Screening Surgeons for HIV Infection: A Cost-effectiveness Analysis
- Douglas K. Owens, MD, MSc;
- Ryan A. Harris, MS;
- Patricia McJ. Scott, AB; and
- Robert F. Nease, PhD
- From the Department of Veterans Affairs Medical Center, Palo Alto, California. Stanford University, Stanford, California. Dartmouth Medical School, Hanover, New Hampshire.

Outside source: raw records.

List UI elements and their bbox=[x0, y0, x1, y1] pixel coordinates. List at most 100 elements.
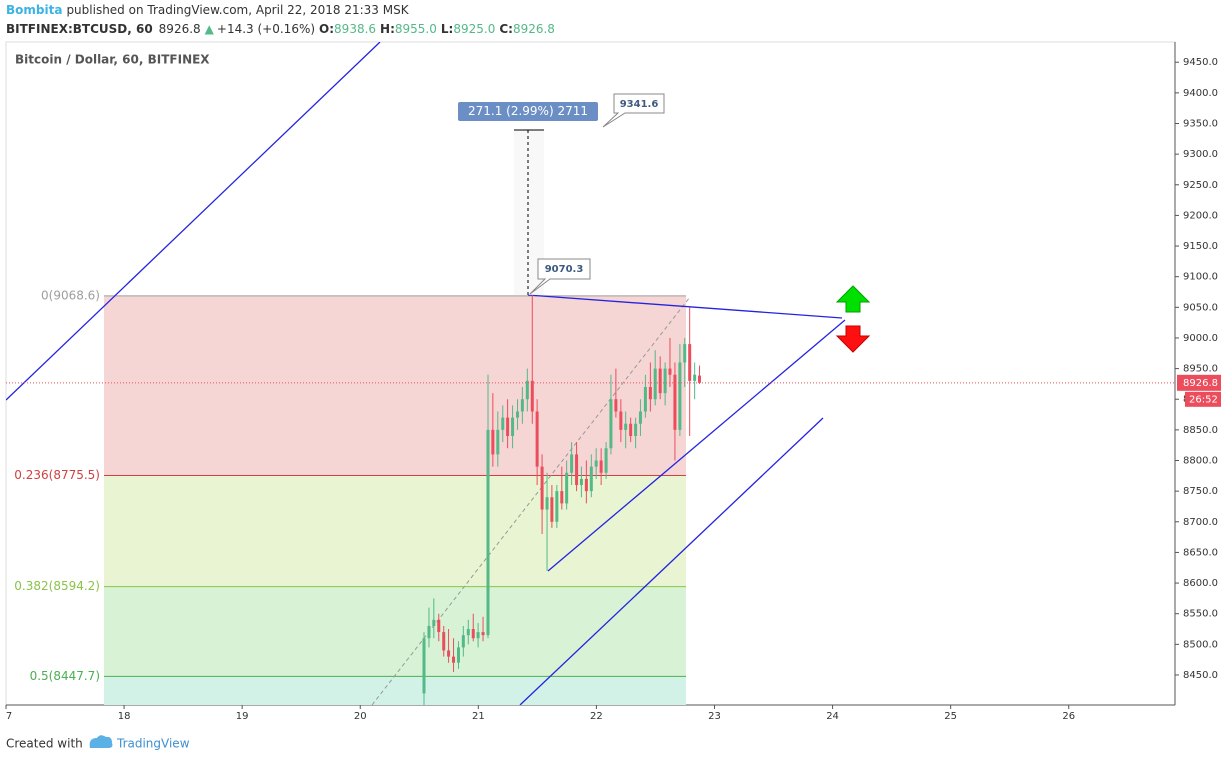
x-tick-label: 24 bbox=[826, 711, 839, 722]
candle-body bbox=[525, 380, 529, 400]
candle-body bbox=[614, 399, 618, 412]
trend-line bbox=[527, 294, 843, 319]
candle-body bbox=[520, 399, 524, 412]
candle-body bbox=[619, 411, 623, 430]
ohlc-value: 8925.0 bbox=[453, 22, 495, 36]
logo bbox=[89, 735, 113, 748]
y-tick-label: 8500.0 bbox=[1183, 639, 1218, 650]
price: 8926.8 bbox=[159, 22, 201, 36]
callout-label: 9341.6 bbox=[620, 99, 659, 110]
y-tick-label: 8450.0 bbox=[1183, 670, 1218, 681]
x-tick-label: 23 bbox=[708, 711, 721, 722]
drawings bbox=[6, 42, 871, 705]
callout bbox=[529, 258, 591, 295]
countdown-label: 26:52 bbox=[1189, 394, 1218, 405]
arrow-down bbox=[835, 325, 871, 353]
candle-body bbox=[683, 344, 687, 363]
candle-body bbox=[550, 497, 554, 522]
y-tick-label: 9450.0 bbox=[1183, 57, 1218, 68]
ohlc-value: 8926.8 bbox=[513, 22, 555, 36]
fib-zone bbox=[104, 295, 686, 476]
candle-body bbox=[634, 423, 638, 437]
candle-body bbox=[624, 423, 628, 430]
y-tick-label: 8700.0 bbox=[1183, 517, 1218, 528]
y-tick-label: 9100.0 bbox=[1183, 272, 1218, 283]
candle-body bbox=[555, 491, 559, 522]
fib-zone bbox=[104, 475, 686, 587]
y-tick-label: 9300.0 bbox=[1183, 149, 1218, 160]
candle-body bbox=[496, 429, 500, 455]
candle-body bbox=[432, 619, 436, 626]
y-tick-label: 9350.0 bbox=[1183, 118, 1218, 129]
candle-body bbox=[579, 478, 583, 486]
x-tick-label: 18 bbox=[118, 711, 131, 722]
candle-body bbox=[668, 368, 672, 375]
published: published on TradingView.com, April 22, … bbox=[66, 3, 409, 17]
fib-label: 0(9068.6) bbox=[41, 288, 100, 302]
candle-body bbox=[609, 399, 613, 449]
candle-body bbox=[511, 417, 515, 437]
candle-body bbox=[491, 429, 495, 455]
callout bbox=[602, 93, 665, 128]
candle-body bbox=[570, 454, 574, 473]
candles bbox=[422, 294, 701, 705]
candle-body bbox=[589, 466, 593, 492]
x-tick-label: 21 bbox=[472, 711, 485, 722]
candle-body bbox=[697, 375, 701, 383]
x-tick-label: 22 bbox=[590, 711, 603, 722]
countdown-box bbox=[1185, 391, 1221, 407]
candle-body bbox=[565, 472, 569, 504]
x-tick-label: 19 bbox=[236, 711, 249, 722]
candle-body bbox=[653, 368, 657, 400]
candle-body bbox=[427, 625, 431, 639]
fib-zone bbox=[104, 586, 686, 677]
candle-body bbox=[584, 478, 588, 492]
ohlc-key: L: bbox=[441, 22, 453, 36]
candle-body bbox=[604, 448, 608, 473]
x-tick-label: 25 bbox=[944, 711, 957, 722]
candle-body bbox=[638, 411, 642, 424]
candle-body bbox=[530, 380, 534, 412]
candle-body bbox=[678, 362, 682, 430]
candle-body bbox=[535, 411, 539, 467]
ohlc-value: 8955.0 bbox=[395, 22, 437, 36]
arrow: ▲ bbox=[205, 22, 215, 36]
y-tick-label: 8600.0 bbox=[1183, 578, 1218, 589]
candle-body bbox=[452, 656, 456, 663]
trend-line bbox=[519, 417, 824, 705]
ohlc-value: 8938.6 bbox=[334, 22, 376, 36]
candle-body bbox=[442, 632, 446, 651]
author: Bombita bbox=[6, 3, 62, 17]
fib-label: 0.236(8775.5) bbox=[14, 468, 100, 482]
trend-dashed bbox=[371, 296, 691, 705]
footer-brand: TradingView bbox=[116, 737, 190, 751]
y-tick-label: 8950.0 bbox=[1183, 364, 1218, 375]
measure-label: 271.1 (2.99%) 2711 bbox=[468, 104, 588, 118]
candle-body bbox=[594, 460, 598, 467]
candle-body bbox=[506, 417, 510, 437]
y-tick-label: 8650.0 bbox=[1183, 547, 1218, 558]
last-price-box bbox=[1177, 374, 1221, 391]
y-tick-label: 9150.0 bbox=[1183, 241, 1218, 252]
candle-body bbox=[560, 491, 564, 504]
candle-body bbox=[447, 650, 451, 657]
last-price-label: 8926.8 bbox=[1183, 378, 1218, 389]
candle-body bbox=[643, 386, 647, 412]
candle-body bbox=[461, 635, 465, 648]
candle-body bbox=[486, 429, 490, 636]
ohlc-key: O: bbox=[319, 22, 334, 36]
fib-zones bbox=[104, 295, 686, 705]
candle-body bbox=[673, 374, 677, 430]
candle-body bbox=[481, 632, 485, 636]
candle-body bbox=[516, 411, 520, 418]
y-tick-label: 8550.0 bbox=[1183, 609, 1218, 620]
trend-line bbox=[547, 319, 846, 572]
candle-body bbox=[545, 497, 549, 510]
measure-box bbox=[458, 102, 598, 121]
chart-title: Bitcoin / Dollar, 60, BITFINEX bbox=[15, 53, 210, 67]
y-tick-label: 9050.0 bbox=[1183, 302, 1218, 313]
candle-body bbox=[540, 466, 544, 510]
x-tick-label: 20 bbox=[354, 711, 367, 722]
y-tick-label: 8750.0 bbox=[1183, 486, 1218, 497]
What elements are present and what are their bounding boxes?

Requests for Reprints: Douglas K. Owens, MD, MSc, Section of General Internal Medicine (111A), Department of Veterans Affairs Medical Center, 3801 Miranda Avenue, Palo Alto, CA 94304. Acknowledgments: The authors thank Mark Hlatky, Mark Holodniy, Mary Goldstein, David Shapiro, and Nora Sweeney for comments on the manuscript; John Scott for assistance with the data analysis; and Andrea Sullivan for help with preparation of the manuscript. Grant Support: Dr. Owens is supported by a Career Development Award from the Veterans Affairs Health Services Research and Development Service. Dr. Nease is a Picker/Commonwealth Scholar. In part by grants from the Agency for Health Care Policy and Research (RD3 HSO7232-01) and the Veterans Affairs Health Services Research and Development Field Program, Palo Alto, California.
Abstract
Objective: To determine the cost-effectiveness of a policy to screen surgeons for human immunodeficiency virus (HIV) infection to prevent transmission of HIV to patients having invasive procedures.
Design: Cost-effectiveness analysis.
Results: A one-time national screening program would identify approximately 137 surgeons with HIV infection (range, 28 to 423 surgeons) and would prevent approximately 4.3 infections (range, 1.9 to 21.3 infections) in patients treated by infected surgeons and 0.9 infections (range, 0 to 12.9 infections) in sexual partners of infected surgeons at a direct cost of $8.1 million and an induced cost of approximately $44 million. It would result in expenditures of $458 000 per year of life saved (range, $147 000 to $687 000 per year of life saved), whereas an annual screening program would result in expenditures of approximately $1.1 million per year of life saved (range, $338 000 to $1 886 000 per year of life saved). If the prevalence of HIV infection in surgeons is estimated to be three times our base-case estimate (an increase from 0.1% to 0.3%), annual screening would result in expenditures of approximately $741 000 per year of life saved. If the probability of seroconversion after a patient is exposed to a contaminated instrument is increased to 5.0% from our base-case estimate of 0.29%, an annual screening program would still cost more than $228 000 per year of life saved.
Conclusion: Screening surgeons for HIV to prevent transmission of HIV to patients having invasive procedures requires expenditures per year of life saved that are considerably in excess of those of most accepted health interventions. Surveillance studies of patients treated by surgeons infected with HIV should be continued to confirm that transmission of HIV to patients having invasive procedures is rare.